Babies born in withdrawal new complication in opioid cases


Associated Press

The expansive court case seeking to hold drugmakers responsible for the nation’s opioid crisis has a new complication: How does it deal with claims covering the thousands of babies born dependent on the drugs?

Attorneys representing the children and their guardians want their claims separated from the federal case in Cleveland that involves hundreds of local governments and other entities such as hospitals. They told a skeptical panel of judges in New York on Thursday that they have different legal issues, a need for faster relief because the babies need services in the first years of their lives. They also told the judges that as it is, they lack the leverage to exact a settlement from drug companies.

Babies, unlike governments or businesses, have been directly harmed by the actions of drugmakers and are entitled to their own payments, said Scott Bickford, a lead lawyer for the children and their guardians.

Bickford said more than 150,000 babies were born in opioid withdrawal from 2012 through 2016, and that the number grows each year.

He said initial hospital stays for babies born to an opioid-addicted mother can cost $200,000 to $250,000 more than other infants born without complications.

“Then you have to address their developmental and learning problems,” Bickford said in a Tuesday interview. “A lot of them have organ problems.

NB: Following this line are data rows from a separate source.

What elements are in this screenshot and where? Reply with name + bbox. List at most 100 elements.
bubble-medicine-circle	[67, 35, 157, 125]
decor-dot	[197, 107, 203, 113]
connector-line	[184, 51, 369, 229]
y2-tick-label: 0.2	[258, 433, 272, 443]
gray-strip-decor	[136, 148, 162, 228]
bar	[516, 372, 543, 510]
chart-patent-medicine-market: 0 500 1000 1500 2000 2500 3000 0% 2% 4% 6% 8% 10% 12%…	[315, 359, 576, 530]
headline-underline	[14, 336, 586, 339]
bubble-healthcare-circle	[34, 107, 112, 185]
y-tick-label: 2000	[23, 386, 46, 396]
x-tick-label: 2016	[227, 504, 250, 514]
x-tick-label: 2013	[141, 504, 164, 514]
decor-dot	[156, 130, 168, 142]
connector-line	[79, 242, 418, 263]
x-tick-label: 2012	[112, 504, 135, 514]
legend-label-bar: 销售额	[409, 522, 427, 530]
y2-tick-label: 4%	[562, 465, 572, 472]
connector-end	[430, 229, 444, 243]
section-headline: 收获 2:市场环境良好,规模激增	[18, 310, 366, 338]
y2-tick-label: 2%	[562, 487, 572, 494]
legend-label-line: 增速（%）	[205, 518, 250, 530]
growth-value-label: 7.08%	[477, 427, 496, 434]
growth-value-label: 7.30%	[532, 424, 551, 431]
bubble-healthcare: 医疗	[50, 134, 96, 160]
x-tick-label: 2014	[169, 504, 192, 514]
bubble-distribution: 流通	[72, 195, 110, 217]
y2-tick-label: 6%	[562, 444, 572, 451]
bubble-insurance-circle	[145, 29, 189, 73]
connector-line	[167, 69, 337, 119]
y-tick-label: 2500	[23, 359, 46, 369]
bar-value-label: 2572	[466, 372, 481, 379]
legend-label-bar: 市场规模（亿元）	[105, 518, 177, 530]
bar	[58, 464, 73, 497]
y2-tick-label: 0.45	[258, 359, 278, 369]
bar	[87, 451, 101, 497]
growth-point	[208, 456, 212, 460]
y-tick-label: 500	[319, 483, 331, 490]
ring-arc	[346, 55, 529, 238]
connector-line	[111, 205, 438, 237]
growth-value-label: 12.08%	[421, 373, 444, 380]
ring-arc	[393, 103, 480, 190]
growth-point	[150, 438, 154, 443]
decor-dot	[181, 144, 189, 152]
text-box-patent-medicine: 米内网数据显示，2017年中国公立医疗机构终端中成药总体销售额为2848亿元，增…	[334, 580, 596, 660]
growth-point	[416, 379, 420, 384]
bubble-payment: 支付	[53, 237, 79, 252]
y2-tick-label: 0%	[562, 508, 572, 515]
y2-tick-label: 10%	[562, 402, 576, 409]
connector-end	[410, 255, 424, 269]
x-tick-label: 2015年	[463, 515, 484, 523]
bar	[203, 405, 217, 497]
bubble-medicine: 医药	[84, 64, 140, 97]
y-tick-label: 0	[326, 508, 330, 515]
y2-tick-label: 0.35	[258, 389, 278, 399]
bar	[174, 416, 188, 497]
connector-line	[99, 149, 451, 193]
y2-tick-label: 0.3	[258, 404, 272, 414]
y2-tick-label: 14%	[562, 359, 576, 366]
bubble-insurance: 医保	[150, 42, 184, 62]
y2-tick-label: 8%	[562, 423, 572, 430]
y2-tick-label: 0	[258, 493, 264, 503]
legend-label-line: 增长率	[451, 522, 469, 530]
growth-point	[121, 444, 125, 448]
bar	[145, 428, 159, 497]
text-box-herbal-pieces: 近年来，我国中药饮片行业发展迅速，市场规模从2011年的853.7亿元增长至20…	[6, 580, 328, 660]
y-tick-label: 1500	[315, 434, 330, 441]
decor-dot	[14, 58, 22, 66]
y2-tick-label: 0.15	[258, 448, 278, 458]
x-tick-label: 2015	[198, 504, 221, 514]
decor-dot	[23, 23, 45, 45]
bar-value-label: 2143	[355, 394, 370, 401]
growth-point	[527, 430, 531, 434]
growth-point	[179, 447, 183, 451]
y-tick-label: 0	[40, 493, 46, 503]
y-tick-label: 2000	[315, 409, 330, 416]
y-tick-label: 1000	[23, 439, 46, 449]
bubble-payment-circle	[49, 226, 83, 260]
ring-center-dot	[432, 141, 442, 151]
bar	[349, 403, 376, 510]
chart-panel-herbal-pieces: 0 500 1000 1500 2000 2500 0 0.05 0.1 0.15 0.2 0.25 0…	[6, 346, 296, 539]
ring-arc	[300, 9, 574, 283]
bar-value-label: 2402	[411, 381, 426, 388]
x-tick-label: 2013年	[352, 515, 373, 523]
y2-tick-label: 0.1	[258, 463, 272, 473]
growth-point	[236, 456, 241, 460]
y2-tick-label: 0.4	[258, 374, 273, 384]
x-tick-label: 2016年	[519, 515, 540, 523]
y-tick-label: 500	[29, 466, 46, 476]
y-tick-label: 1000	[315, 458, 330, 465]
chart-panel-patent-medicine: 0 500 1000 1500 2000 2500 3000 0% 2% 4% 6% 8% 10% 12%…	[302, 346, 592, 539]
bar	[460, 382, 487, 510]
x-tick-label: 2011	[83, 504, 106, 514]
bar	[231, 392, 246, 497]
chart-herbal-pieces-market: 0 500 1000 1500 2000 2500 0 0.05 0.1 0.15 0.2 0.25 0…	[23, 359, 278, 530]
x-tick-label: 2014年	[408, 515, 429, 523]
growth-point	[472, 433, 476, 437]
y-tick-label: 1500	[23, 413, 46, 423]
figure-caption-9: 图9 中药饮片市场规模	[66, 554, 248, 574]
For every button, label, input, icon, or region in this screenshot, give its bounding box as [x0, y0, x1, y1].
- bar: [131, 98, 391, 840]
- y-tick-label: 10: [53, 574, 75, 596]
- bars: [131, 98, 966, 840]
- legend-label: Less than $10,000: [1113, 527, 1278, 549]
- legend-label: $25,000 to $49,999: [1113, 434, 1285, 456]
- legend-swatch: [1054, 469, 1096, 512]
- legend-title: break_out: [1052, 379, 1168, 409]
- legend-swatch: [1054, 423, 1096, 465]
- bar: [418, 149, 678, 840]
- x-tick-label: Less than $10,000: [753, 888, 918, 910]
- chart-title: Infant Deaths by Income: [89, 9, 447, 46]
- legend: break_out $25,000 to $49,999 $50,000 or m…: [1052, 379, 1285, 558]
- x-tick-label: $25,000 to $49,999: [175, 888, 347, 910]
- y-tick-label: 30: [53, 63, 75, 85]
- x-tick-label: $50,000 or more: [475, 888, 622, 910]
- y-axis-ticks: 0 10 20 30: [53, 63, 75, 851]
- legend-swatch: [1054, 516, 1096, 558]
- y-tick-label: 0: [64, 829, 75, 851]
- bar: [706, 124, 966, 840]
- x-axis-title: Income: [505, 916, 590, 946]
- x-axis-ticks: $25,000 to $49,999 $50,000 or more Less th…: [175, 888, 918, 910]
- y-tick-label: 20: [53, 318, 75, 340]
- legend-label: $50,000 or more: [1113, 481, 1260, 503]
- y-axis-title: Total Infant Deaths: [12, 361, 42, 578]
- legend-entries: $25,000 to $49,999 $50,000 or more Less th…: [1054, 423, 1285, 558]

A lot of them have problems we don’t even know about.”

Drug manufacturers and distributors oppose creating a new structure for the lawsuits over the children and judges on the Judicial Panel on Multidistrict Litigation hearing the matter in New York on Thursday wondered what good it would do.

Opioids – including prescription painkillers, heroin and synthetic substances including fentanyl – killed nearly 48,000 Americans last year, according to the U.S. Centers for Disease Control and Prevention. The cost of treatment, providing an overdose antidote, foster care, jail stays, ambulance runs and addressing a growing homeless crisis have added up for governments and taxpayers. Studies have found that opioid addiction also has depleted the workforce, harming the economy.

More than 1,400 plaintiffs have had their federal cases consolidated under a single judge. They include county and local governments, hospitals, unions, American Indian tribes and individuals.

Hundreds of others have sued in state courts. Cleveland-based federal Judge Dan Polster has been pushing the parties to reach a settlement.